Biological variability has important implications for the design, analysis and interpretation of RNA-sequencing experiments. For example, a large observed difference in expression of COX4NB between two groups is likely important, since the expression of this gene varies little across individuals. Meanwhile, that same difference in expression for RASGRP1 may be meaningless, since the expression for that gene is highly variable. If only a few biological replicates are available, it will be impossible to estimate the level of biological variability in expression for each gene in a study. Supplementary Table 1 summarizes a large number of published RNA-sequencing studies over the last three years. In every case, except for the two studies we analyzed here, conclusions were based on a small number (n ≤ 2) biological replicates. One goal of RNA-sequencing studies may be simply to identify and catalog expression of new or alternative transcripts. However, all of these studies make broader biological statements on the basis of a very small set of biological replicates.
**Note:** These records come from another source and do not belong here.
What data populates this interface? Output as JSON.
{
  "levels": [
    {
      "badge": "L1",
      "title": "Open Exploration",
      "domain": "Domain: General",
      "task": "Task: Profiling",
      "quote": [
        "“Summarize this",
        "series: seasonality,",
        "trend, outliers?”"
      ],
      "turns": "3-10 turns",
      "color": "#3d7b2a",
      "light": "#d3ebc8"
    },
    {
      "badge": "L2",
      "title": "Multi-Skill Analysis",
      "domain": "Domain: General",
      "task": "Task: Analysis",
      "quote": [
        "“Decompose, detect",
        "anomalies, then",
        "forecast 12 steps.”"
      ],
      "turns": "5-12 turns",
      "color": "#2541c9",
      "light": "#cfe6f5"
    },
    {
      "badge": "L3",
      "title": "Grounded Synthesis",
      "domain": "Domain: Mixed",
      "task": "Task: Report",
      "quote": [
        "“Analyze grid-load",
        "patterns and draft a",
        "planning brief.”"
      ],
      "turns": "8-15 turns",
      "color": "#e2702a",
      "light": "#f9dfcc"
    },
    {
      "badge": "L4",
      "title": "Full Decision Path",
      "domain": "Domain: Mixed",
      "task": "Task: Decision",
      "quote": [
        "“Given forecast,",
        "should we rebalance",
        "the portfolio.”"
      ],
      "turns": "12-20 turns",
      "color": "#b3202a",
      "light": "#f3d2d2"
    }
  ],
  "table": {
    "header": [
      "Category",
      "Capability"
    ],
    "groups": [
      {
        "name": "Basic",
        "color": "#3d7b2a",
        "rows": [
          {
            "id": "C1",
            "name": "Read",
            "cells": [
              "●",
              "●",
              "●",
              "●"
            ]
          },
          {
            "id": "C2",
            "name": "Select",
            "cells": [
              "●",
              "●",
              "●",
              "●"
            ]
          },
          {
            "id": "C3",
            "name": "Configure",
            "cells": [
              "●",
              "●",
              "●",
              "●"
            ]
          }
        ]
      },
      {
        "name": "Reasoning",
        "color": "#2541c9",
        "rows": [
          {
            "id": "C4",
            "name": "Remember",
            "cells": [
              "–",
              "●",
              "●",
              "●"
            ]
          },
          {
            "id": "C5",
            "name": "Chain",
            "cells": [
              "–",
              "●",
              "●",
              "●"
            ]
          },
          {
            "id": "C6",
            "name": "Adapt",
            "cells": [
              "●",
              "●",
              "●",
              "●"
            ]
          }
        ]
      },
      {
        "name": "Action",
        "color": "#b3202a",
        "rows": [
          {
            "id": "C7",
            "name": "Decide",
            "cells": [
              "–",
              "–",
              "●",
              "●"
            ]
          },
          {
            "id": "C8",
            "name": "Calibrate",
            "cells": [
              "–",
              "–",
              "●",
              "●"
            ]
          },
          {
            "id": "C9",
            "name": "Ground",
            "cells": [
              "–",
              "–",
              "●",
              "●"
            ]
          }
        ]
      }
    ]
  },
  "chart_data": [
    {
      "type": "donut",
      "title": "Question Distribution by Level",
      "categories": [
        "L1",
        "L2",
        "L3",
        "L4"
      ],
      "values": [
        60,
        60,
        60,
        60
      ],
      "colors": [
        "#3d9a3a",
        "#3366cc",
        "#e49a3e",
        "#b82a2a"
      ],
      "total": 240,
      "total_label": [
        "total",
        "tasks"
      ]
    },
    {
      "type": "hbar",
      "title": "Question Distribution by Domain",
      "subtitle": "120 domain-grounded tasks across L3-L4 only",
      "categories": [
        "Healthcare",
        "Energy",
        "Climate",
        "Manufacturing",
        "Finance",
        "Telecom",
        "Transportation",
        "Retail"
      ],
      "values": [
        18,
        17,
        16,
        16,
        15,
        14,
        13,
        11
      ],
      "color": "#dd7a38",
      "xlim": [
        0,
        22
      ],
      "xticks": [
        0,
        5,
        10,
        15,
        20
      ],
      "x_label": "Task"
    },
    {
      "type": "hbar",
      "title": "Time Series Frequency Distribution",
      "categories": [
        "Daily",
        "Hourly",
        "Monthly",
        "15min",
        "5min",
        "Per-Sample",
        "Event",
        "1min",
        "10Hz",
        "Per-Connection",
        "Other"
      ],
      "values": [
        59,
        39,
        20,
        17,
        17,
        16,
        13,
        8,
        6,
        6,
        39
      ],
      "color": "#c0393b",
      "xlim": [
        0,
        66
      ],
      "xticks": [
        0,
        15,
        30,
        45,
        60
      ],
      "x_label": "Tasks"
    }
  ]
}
Our analysis has two important implications for studies performed with a small number of biological replicates: (1) significant results in these studies may be due to biological variation and may not be reproducible and (2) it is impossible to know whether expression patterns are specific to the individuals in the study or are a characteristic of the study populations. These ideas are now widely accepted for microarray experiments, where a large number of biological replicates are now required to justify scientific conclusions. Our analysis suggests that since biological variability is a fundamental characteristic of gene expression, sequencing experiments should be subject to similar requirements.